Hospice care is a specialized form of palliative care focused on comfort and quality of life for a person with a terminal illness. It involves managing pain and symptoms rather than seeking curative treatments. Although it serves as end-of-life care, entering a hospice program is not an irreversible decision. Patients can leave hospice care, either temporarily or permanently.
The Criteria for Entering Hospice Care
A patient must meet specific criteria to be admitted and covered under the Medicare Hospice Benefit, which sets the standard for most private insurance plans. The primary requirement is certification by both the attending physician and the hospice medical director that the patient is terminally ill. This means the patient has a prognosis of six months or less to live if the illness runs its expected course.
This six-month outlook is a medical estimate, not a guaranteed timeline. The prognosis must be re-certified at designated intervals to ensure the patient continues to meet eligibility requirements. If a patient’s condition stabilizes or improves, they may no longer meet the criteria for coverage.
Eligibility requires accepting comfort care instead of treatments aimed at curing the terminal illness. The patient signs an election statement choosing hospice care and waiving the right to Medicare payments for related treatments. Certification is initially for two 90-day periods, followed by subsequent 60-day periods, all requiring recertification of the terminal prognosis.
How Patients Leave Hospice Care
Patients leave hospice care through two main mechanisms: a voluntary decision (revocation) or a determination by the medical team (discharge). Revocation occurs when the individual or their legal representative chooses to end hospice services. This choice is immediate and does not require approval from the medical team or the hospice provider.
Revocation is often chosen when a patient decides to pursue curative treatments again, such as surgery, medication, or a clinical trial. Upon revocation, the individual forfeits the remaining days in that current election period. The patient must provide a signed written statement to the hospice agency to make the revocation official.
The second way a patient leaves is through a medical discharge, which occurs when the hospice medical team determines the patient is no longer terminally ill. This happens if the patient’s condition stabilizes or improves, meaning their life expectancy is estimated to be greater than six months. Improvement can result from aggressive symptom management, improved nutrition, or a beneficial response to the holistic care model.

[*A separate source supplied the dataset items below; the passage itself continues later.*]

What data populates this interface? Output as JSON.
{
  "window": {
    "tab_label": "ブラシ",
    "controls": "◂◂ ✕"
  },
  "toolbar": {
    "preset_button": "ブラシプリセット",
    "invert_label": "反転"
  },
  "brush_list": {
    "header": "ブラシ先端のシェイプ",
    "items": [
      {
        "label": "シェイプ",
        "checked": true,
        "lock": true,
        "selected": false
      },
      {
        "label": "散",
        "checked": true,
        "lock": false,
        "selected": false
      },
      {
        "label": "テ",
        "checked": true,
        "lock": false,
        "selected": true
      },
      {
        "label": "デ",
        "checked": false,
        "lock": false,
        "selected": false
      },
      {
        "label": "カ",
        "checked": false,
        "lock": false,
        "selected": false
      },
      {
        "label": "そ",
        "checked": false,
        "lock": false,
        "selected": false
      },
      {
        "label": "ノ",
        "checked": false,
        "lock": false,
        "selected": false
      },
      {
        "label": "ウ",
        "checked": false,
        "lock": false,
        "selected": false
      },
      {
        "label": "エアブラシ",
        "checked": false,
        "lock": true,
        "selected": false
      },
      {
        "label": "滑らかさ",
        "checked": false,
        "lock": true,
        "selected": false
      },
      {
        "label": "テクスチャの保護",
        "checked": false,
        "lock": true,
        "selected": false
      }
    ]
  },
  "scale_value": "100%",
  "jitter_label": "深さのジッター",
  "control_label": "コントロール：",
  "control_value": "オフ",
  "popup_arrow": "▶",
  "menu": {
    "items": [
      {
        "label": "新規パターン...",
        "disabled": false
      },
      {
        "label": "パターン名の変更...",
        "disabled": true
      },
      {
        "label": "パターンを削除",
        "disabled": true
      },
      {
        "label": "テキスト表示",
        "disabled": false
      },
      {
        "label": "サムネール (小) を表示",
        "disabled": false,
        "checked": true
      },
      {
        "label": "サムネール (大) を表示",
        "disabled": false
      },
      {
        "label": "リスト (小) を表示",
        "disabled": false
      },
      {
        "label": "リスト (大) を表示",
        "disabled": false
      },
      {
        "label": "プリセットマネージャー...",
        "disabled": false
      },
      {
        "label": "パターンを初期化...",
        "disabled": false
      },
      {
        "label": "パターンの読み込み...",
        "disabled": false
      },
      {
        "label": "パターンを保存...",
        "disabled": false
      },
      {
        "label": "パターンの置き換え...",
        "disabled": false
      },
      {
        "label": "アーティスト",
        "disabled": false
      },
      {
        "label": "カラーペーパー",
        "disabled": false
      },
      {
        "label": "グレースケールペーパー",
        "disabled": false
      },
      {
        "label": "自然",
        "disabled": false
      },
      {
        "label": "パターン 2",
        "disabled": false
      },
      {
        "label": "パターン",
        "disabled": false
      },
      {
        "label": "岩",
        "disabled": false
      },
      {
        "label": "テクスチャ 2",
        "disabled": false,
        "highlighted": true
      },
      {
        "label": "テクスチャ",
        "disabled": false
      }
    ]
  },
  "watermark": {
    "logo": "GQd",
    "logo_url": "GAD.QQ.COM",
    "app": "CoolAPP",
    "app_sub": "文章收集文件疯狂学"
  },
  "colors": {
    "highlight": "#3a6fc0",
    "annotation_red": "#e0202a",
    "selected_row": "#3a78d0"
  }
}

A discharge due to improvement is an agency-driven decision, requiring a written discharge order from the hospice medical director. The hospice must have a discharge planning process in place, including planning for necessary support and services after care ends. The patient has the right to appeal this type of discharge if they believe services are ending prematurely.
Medical Care After Hospice Discharge
Once a patient is discharged from hospice, whether by revocation or medical determination, the focus of their care shifts back to curative medicine. The patient resumes the Medicare or insurance coverage waived when they initially elected the hospice benefit. This allows the patient to pursue medical treatments, hospital stays, or specialized services aimed at treating their underlying illness.
The patient is free to see specialists and receive aggressive interventions, which are no longer restricted by the hospice’s comfort-care focus. If the patient had a Medicare Advantage plan, their coverage reverts to the standard fee-for-service plan until the first day of the following month, when Advantage plan benefits resume.
If the patient’s condition declines again, they are fully eligible to return to hospice care. There is no penalty for leaving and re-entering the program. The patient simply needs to be re-evaluated and meet the eligibility requirement of a six-month or less prognosis. Re-election of the hospice benefit can occur at any time, provided the patient is medically eligible.